Wszyscy kojarzą ulewę w zeszły poniedziałek, co to sparaliżowała pół kraju, utopiła majątki zgromadzone w piwnicach, a zamiast S8 w Warszawie zrobil się wodny tunel z rekinami? No więc w samym środeczku tej ulewy jechaliśmy z Mangustą na sterylizację. Na trzynastą. O dwunastej czterdzieści pięć wycieraczki nie nadążały wycierać deszczu, a na ulicach woda była do pół łydki. Spóźniliśmy się i zaparkowaliśmy w niedozwolonym miejscu, ale DOTARLIŚMY. I operacja się odbyła.
Noc i następny dzień mam wyjęte z życiorysu, zwłaszcza noc, bo mała się kręciła i nie wiedziała co ze sobą zrobić. Wynosiliśmy na siusiu, dawałam jej pić, tabletkę przeciwbólową, ale ciągle się kręciła. Po drugiej w nocy mnie olśniło i zaordynowałam miskę chrupek – bo przecież ona nie jadła prawie dobę. Miskę? Wciągnęła trzy miski, padła na poduszkę i w końcu zasnęła, a my z nią.
Od środy paraduje zasznurowana jak szynka rzemieślnicza w ubranku z szarej dresówki, rozmiar 3 (to dla kogo są rozmiary 1 i 2 – dla świnek morskich?) i próbujemy jej nie pozwolić na chodzenie po schodach albo bieganie za gołębiem. Przy każdej okazji włazi pod samochód i próbuje rozwiązać tasiemki na grzbiecie o podwozie. Kilka razy już jej się udało. Skreślam dni do zdjęcia szwów i wtedy się upiję albo coś.

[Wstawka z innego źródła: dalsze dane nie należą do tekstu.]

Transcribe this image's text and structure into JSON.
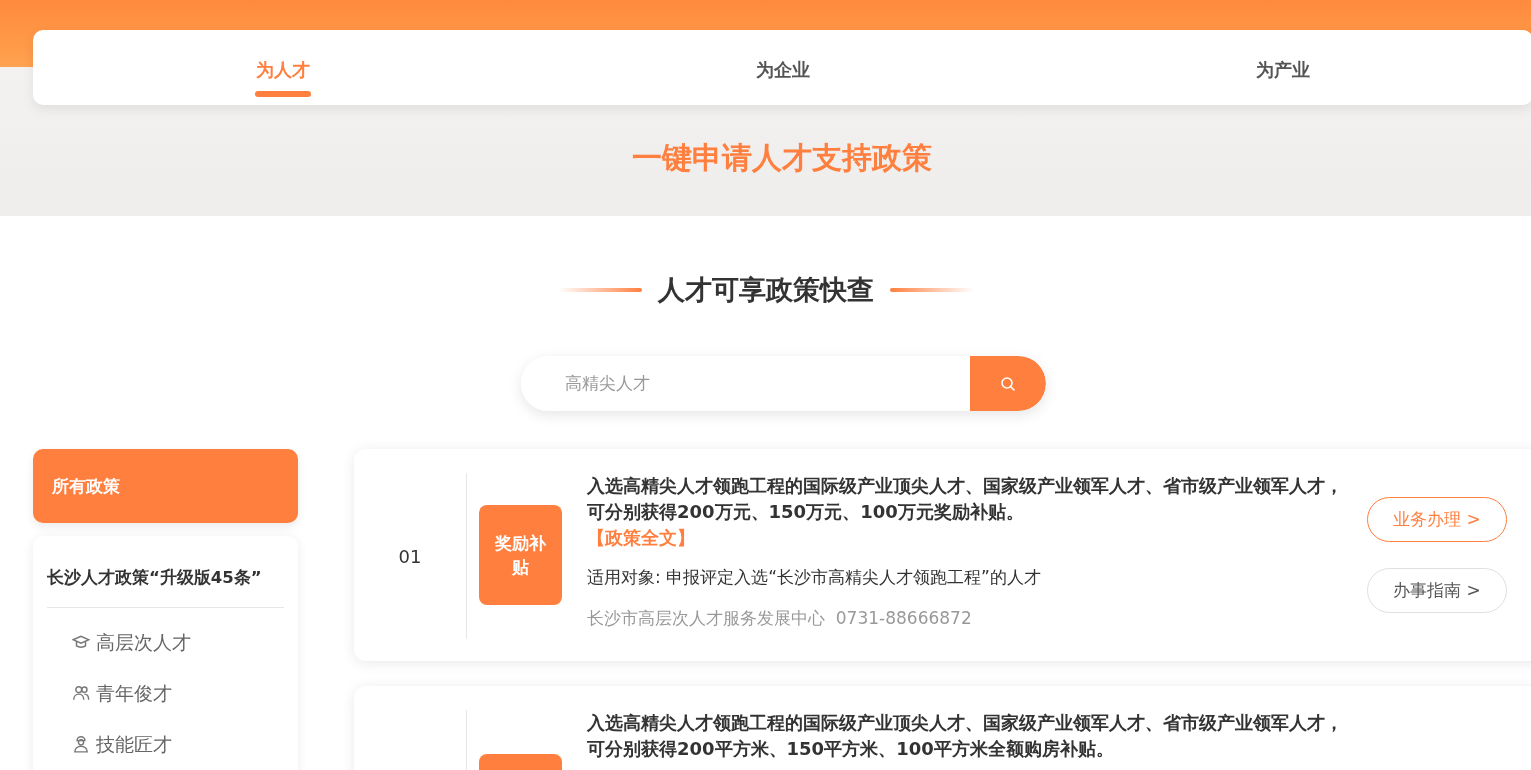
{
  "tabs": [
    {
      "label": "为人才",
      "selected": true
    },
    {
      "label": "为企业",
      "selected": false
    },
    {
      "label": "为产业",
      "selected": false
    }
  ],
  "banner_title": "一键申请人才支持政策",
  "section_title": "人才可享政策快查",
  "search": {
    "placeholder": "高精尖人才"
  },
  "sidebar": {
    "all": {
      "label": "所有政策",
      "selected": true
    },
    "group": {
      "title": "长沙人才政策“升级版45条”",
      "items": [
        {
          "label": "高层次人才",
          "kind": "cap"
        },
        {
          "label": "青年俊才",
          "kind": "people"
        },
        {
          "label": "技能匠才",
          "kind": "worker"
        }
      ]
    }
  },
  "policies": [
    {
      "number": "01",
      "tag": "奖励补贴",
      "title": "入选高精尖人才领跑工程的国际级产业顶尖人才、国家级产业领军人才、省市级产业领军人才，可分别获得200万元、150万元、100万元奖励补贴。",
      "full_text": "【政策全文】",
      "target": "适用对象: 申报评定入选“长沙市高精尖人才领跑工程”的人才",
      "contact": "长沙市高层次人才服务发展中心  0731-88666872",
      "buttons": [
        {
          "label": "业务办理 >",
          "kind": "primary"
        },
        {
          "label": "办事指南 >",
          "kind": "secondary"
        }
      ]
    },
    {
      "title": "入选高精尖人才领跑工程的国际级产业顶尖人才、国家级产业领军人才、省市级产业领军人才，可分别获得200平方米、150平方米、100平方米全额购房补贴。"
    }
  ]
}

Natomiast oczywiście nie obyło się bez dodatkowej przygody, bo mamy szerszenie na krzaku bzu. Przylatują żreć korę; N. zawiesił pułapki z piwem, ale nie są zainteresowane i na razie złapała się jedna mucha – pijaczka. No więc te bydlaki krążą, obgryzają korę, a od czasu do czasu się tłuką między sobą i zagryzają jednego kolegę (lub koleżankę, nie wiem, jak się sprawdza płeć) i taki znokautowany szerszeń leży później w trawie i przebiera łapami, dopóki nie narobię wrzasku i N. go nie zutylizuje. I oczywiście Mangusta na takiego szerszenia w trawie WLAZŁA. Był pisk, chowanie się po kątach i lizanie łapy, więc oczywiście – na sygnale do weterynarza. Okazało się, że co najwyżej ją ugryzł pyskiem, nie użądlił („To by spuchło w ułamku sekundy, od razu by pani zauważyła”), ale syropek antyhistaminowy był grany i tak. Wspominałam już, że od razu po zdjęciu szwów mam zamiar się upić w trupa?…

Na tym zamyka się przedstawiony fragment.